— А твоего мнения никто не спрашивал! — повысила голос на пекинеса.
Тот лишь фыркнул и повернулся ко мне пушистой попой.
— Нет, ну согласись, — все так же продолжая хозяйничать на моей кухне, продолжил чесать языком Гоша. — Любимая звучит лучше, чем каравайчик. Второй вариант вызывает гастрономический аппетит, а первый… физический голод.
Впервые за последние несколько дней, рада, то до этого момента он называл меня караваем.
— Хватит издеваться! — Я подошла ближе к столу, отобрала у молодого человека нож и бросила его в раковину. — Зачем ты каждый день сюда приходишь? Звонишь… Для чего? Что тебе от меня надо?!
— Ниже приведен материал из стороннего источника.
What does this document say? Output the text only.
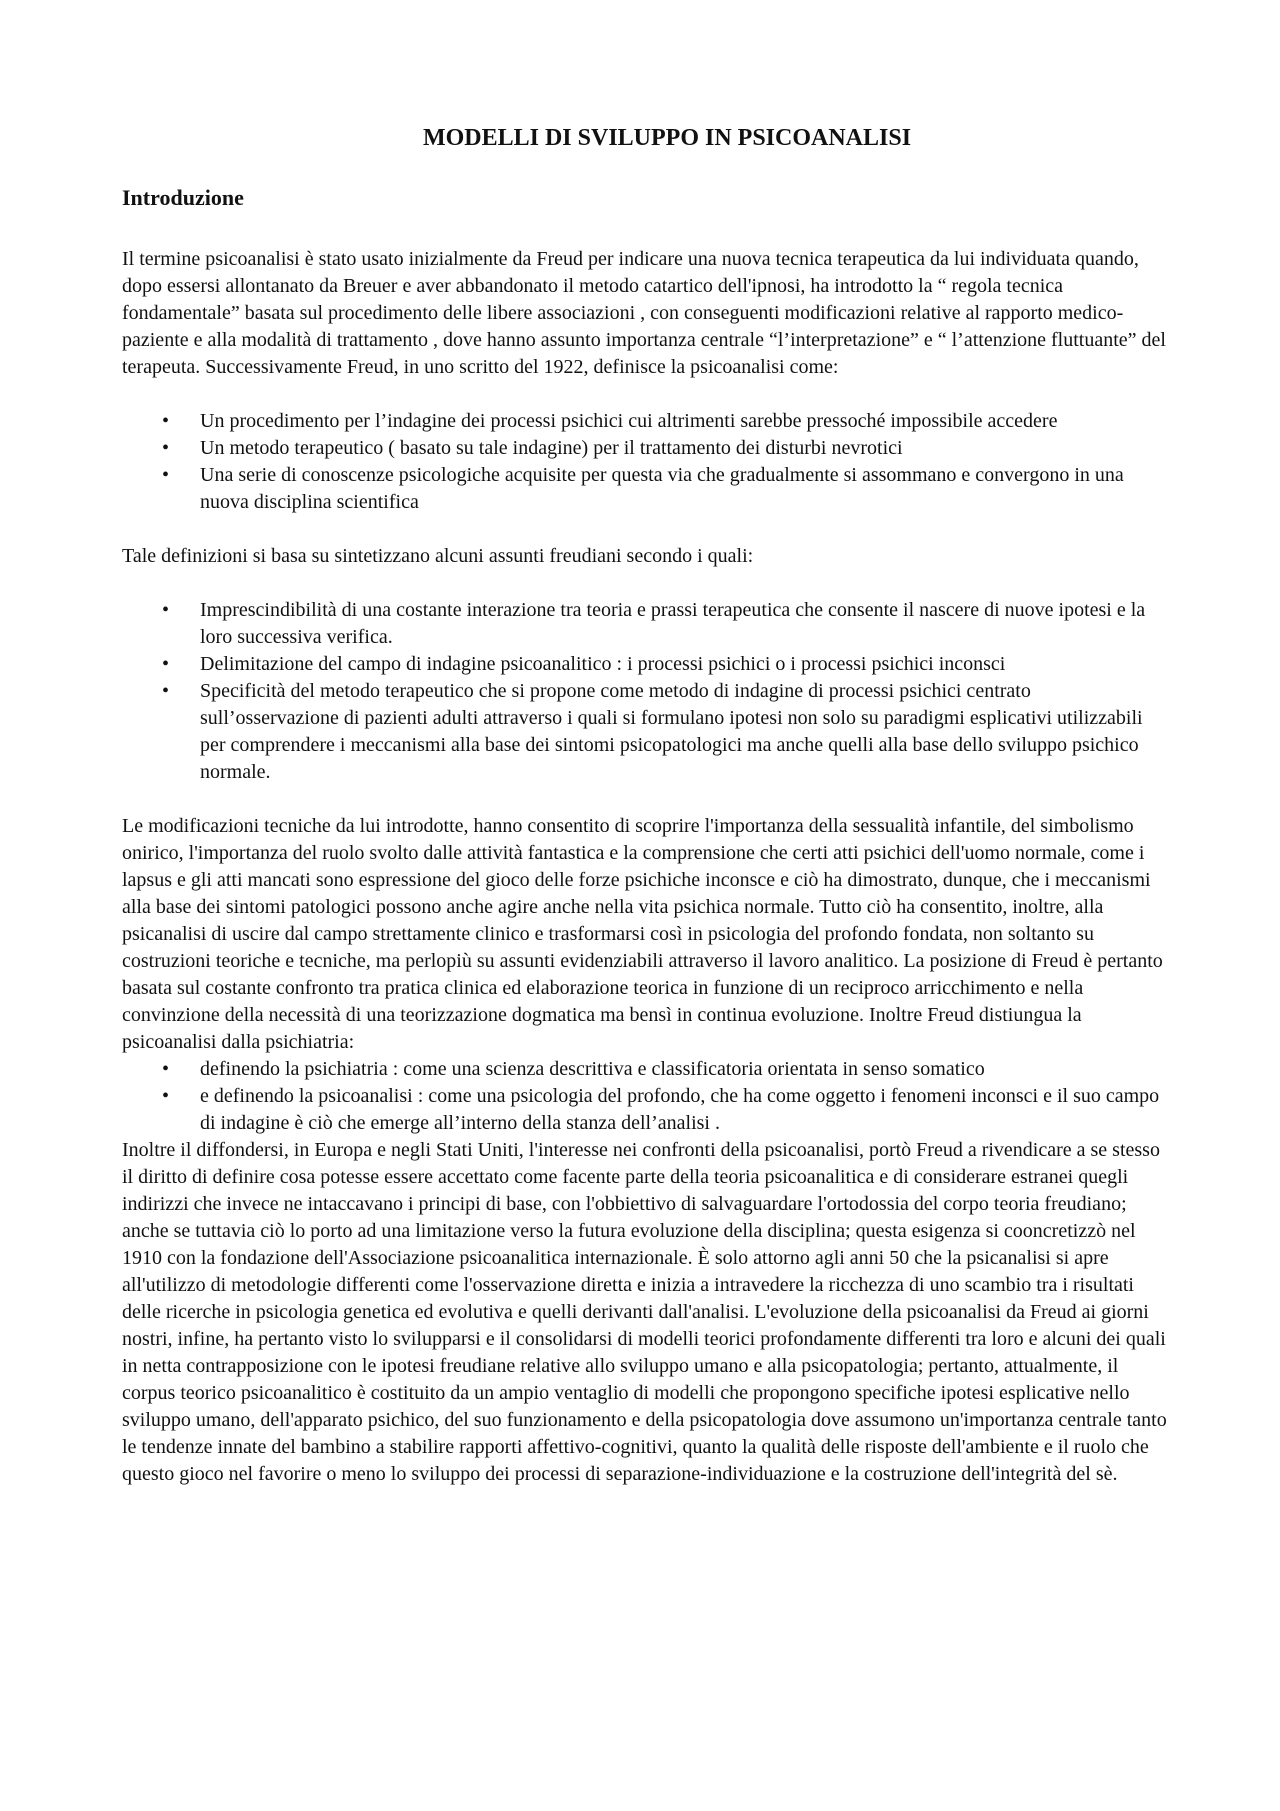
MODELLI DI SVILUPPO IN PSICOANALISI
Introduzione

Il termine psicoanalisi è stato usato inizialmente da Freud per indicare una nuova tecnica terapeutica da lui individuata quando, dopo essersi allontanato da Breuer e aver abbandonato il metodo catartico dell'ipnosi, ha introdotto la “ regola tecnica fondamentale” basata sul procedimento delle libere associazioni , con conseguenti modificazioni relative al rapporto medico-paziente e alla modalità di trattamento , dove hanno assunto importanza centrale “l’interpretazione” e “ l’attenzione fluttuante” del terapeuta. Successivamente Freud, in uno scritto del 1922, definisce la psicoanalisi come:

• Un procedimento per l’indagine dei processi psichici cui altrimenti sarebbe pressoché impossibile accedere
• Un metodo terapeutico ( basato su tale indagine) per il trattamento dei disturbi nevrotici
• Una serie di conoscenze psicologiche acquisite per questa via che gradualmente si assommano e convergono in una nuova disciplina scientifica

Tale definizioni si basa su sintetizzano alcuni assunti freudiani secondo i quali:

• Imprescindibilità di una costante interazione tra teoria e prassi terapeutica che consente il nascere di nuove ipotesi e la loro successiva verifica.
• Delimitazione del campo di indagine psicoanalitico : i processi psichici o i processi psichici inconsci
• Specificità del metodo terapeutico che si propone come metodo di indagine di processi psichici centrato sull’osservazione di pazienti adulti attraverso i quali si formulano ipotesi non solo su paradigmi esplicativi utilizzabili per comprendere i meccanismi alla base dei sintomi psicopatologici ma anche quelli alla base dello sviluppo psichico normale.

Le modificazioni tecniche da lui introdotte, hanno consentito di scoprire l'importanza della sessualità infantile, del simbolismo onirico, l'importanza del ruolo svolto dalle attività fantastica e la comprensione che certi atti psichici dell'uomo normale, come i lapsus e gli atti mancati sono espressione del gioco delle forze psichiche inconsce e ciò ha dimostrato, dunque, che i meccanismi alla base dei sintomi patologici possono anche agire anche nella vita psichica normale. Tutto ciò ha consentito, inoltre, alla psicanalisi di uscire dal campo strettamente clinico e trasformarsi così in psicologia del profondo fondata, non soltanto su costruzioni teoriche e tecniche, ma perlopiù su assunti evidenziabili attraverso il lavoro analitico. La posizione di Freud è pertanto basata sul costante confronto tra pratica clinica ed elaborazione teorica in funzione di un reciproco arricchimento e nella convinzione della necessità di una teorizzazione dogmatica ma bensì in continua evoluzione. Inoltre Freud distiungua la psicoanalisi dalla psichiatria:

• definendo la psichiatria : come una scienza descrittiva e classificatoria orientata in senso somatico
• e definendo la psicoanalisi : come una psicologia del profondo, che ha come oggetto i fenomeni inconsci e il suo campo di indagine è ciò che emerge all’interno della stanza dell’analisi .

Inoltre il diffondersi, in Europa e negli Stati Uniti, l'interesse nei confronti della psicoanalisi, portò Freud a rivendicare a se stesso il diritto di definire cosa potesse essere accettato come facente parte della teoria psicoanalitica e di considerare estranei quegli indirizzi che invece ne intaccavano i principi di base, con l'obbiettivo di salvaguardare l'ortodossia del corpo teoria freudiano; anche se tuttavia ciò lo porto ad una limitazione verso la futura evoluzione della disciplina; questa esigenza si cooncretizzò nel 1910 con la fondazione dell'Associazione psicoanalitica internazionale. È solo attorno agli anni 50 che la psicanalisi si apre all'utilizzo di metodologie differenti come l'osservazione diretta e inizia a intravedere la ricchezza di uno scambio tra i risultati delle ricerche in psicologia genetica ed evolutiva e quelli derivanti dall'analisi. L'evoluzione della psicoanalisi da Freud ai giorni nostri, infine, ha pertanto visto lo svilupparsi e il consolidarsi di modelli teorici profondamente differenti tra loro e alcuni dei quali in netta contrapposizione con le ipotesi freudiane relative allo sviluppo umano e alla psicopatologia; pertanto, attualmente, il corpus teorico psicoanalitico è costituito da un ampio ventaglio di modelli che propongono specifiche ipotesi esplicative nello sviluppo umano, dell'apparato psichico, del suo funzionamento e della psicopatologia dove assumono un'importanza centrale tanto le tendenze innate del bambino a stabilire rapporti affettivo-cognitivi, quanto la qualità delle risposte dell'ambiente e il ruolo che questo gioco nel favorire o meno lo sviluppo dei processi di separazione-individuazione e la costruzione dell'integrità del sè.
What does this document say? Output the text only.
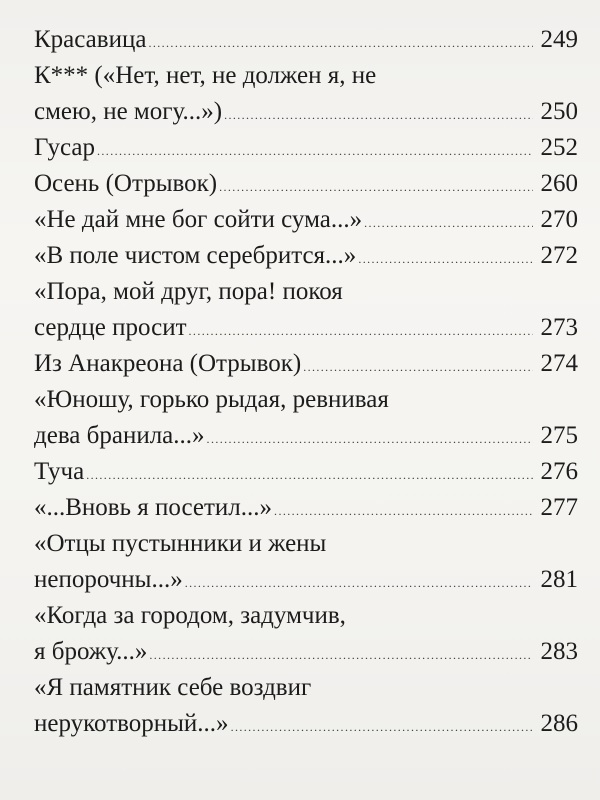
Красавица .....	249
К*** («Нет, нет, не должен я, не
смею, не могу...») .....	250
Гусар .....	252
Осень (Отрывок) .....	260
«Не дай мне бог сойти сума...» .....	270
«В поле чистом серебрится...» .....	272
«Пора, мой друг, пора! покоя
сердце просит .....	273
Из Анакреона (Отрывок) .....	274
«Юношу, горько рыдая, ревнивая
дева бранила...» .....	275
Туча .....	276
«...Вновь я посетил...» .....	277
«Отцы пустынники и жены
непорочны...» .....	281
«Когда за городом, задумчив,
я брожу...» .....	283
«Я памятник себе воздвиг
нерукотворный...» .....	286
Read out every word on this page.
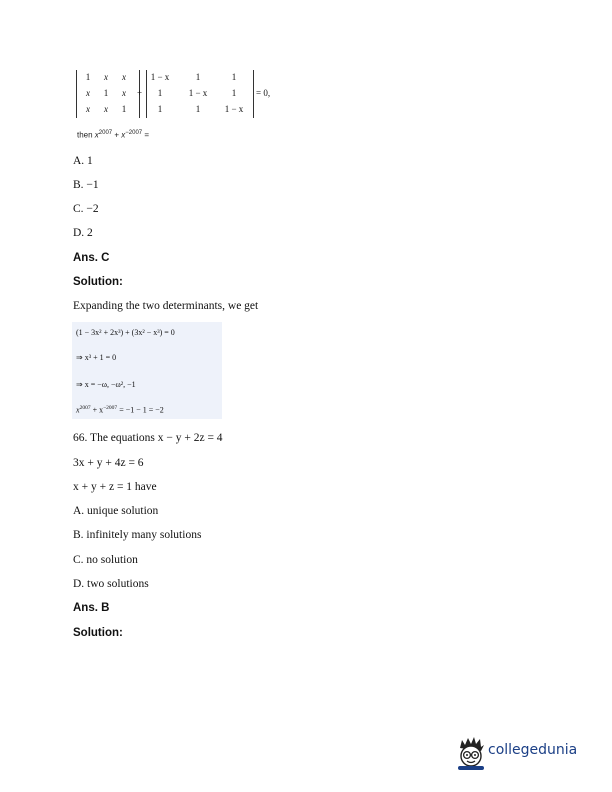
1	x	x
x	1	x
x	x	1
+
1 − x	1	1
1	1 − x	1
1	1	1 − x
= 0,
then $x^{2007} + x^{-2007}$ =
A. 1
B. −1
C. −2
D. 2
Ans. C
Solution:
Expanding the two determinants, we get
(1 − 3x² + 2x³) + (3x² − x³) = 0
⇒ x³ + 1 = 0
⇒ x = −ω, −ω², −1
$x^{2007} + x^{-2007} = -1 - 1 = -2$
66. The equations x − y + 2z = 4
3x + y + 4z = 6
x + y + z = 1 have
A. unique solution
B. infinitely many solutions
C. no solution
D. two solutions
Ans. B
Solution:
collegedunia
— Тепла и ласки, — с непробиваемым спокойствием ответил Филимонов. Еще и губы растянул в улыбке, показывая ровные белые зубы. Неужели, перестал курить? Да быть того не может! Помню, дымил как паровоз возле школы и не заботился о том, весна на дворе или зима. Выбегал впереди всех, даже куртку не набрасывал.
— А если честно? — тяжело вздохнув, вновь спросила. Шутки шутками, только и дальше быть в неизвестности я не собиралась. — С какой такой стати я тебе понадобилась? Что, девушки внимание обращать перестали? Понял, что теряешь свои позиции Казановы и решил проверить, клюну ли на тебя я? И…
— Ну, раньше, для того, чтобы ты «клюнула» мне было достаточно улыбнуться, — невозмутимо перебил Гоша. — Но знаешь что…
— Что? — теперь уже я перебивала. — Если ты и был мне когда-то симпатичен, то очень короткий промежуток времени. — А чего скрывать? Подумаешь, он мне нравился. Так столько лет прошло.
— Три года, — огорошил пожарный.
— Кхе… — подавилась следующей гневной речью.
Откуда узнал? Кто рассказал?! Я ни с кем об этом не говорила! Даже мама была не в курсе!
Неужели мои чувства никогда не являлись для него секретом? Он знал… Знал, и при этом продолжал надо мной издеваться! Смеяться, понимая (очень на это надеюсь) каково мне из-за его колких фраз и противного издевающегося смеха. Смеха, который я так часто слышала. И не было в нем доброты. Лишь издевка. Гошику доставляло удовольствие изводить меня. Называть толстым караваем. Шаром, который с каждым днем становился, по мнению таких как он, все больше. И вот сейчас он спокойно дает понять, что все это время был в курсе моей симпатии. И неужели думает, что я до сих пор питаю к нему какие-то нежные чувства? Три раза ха! Пусть не очень уверенных, но…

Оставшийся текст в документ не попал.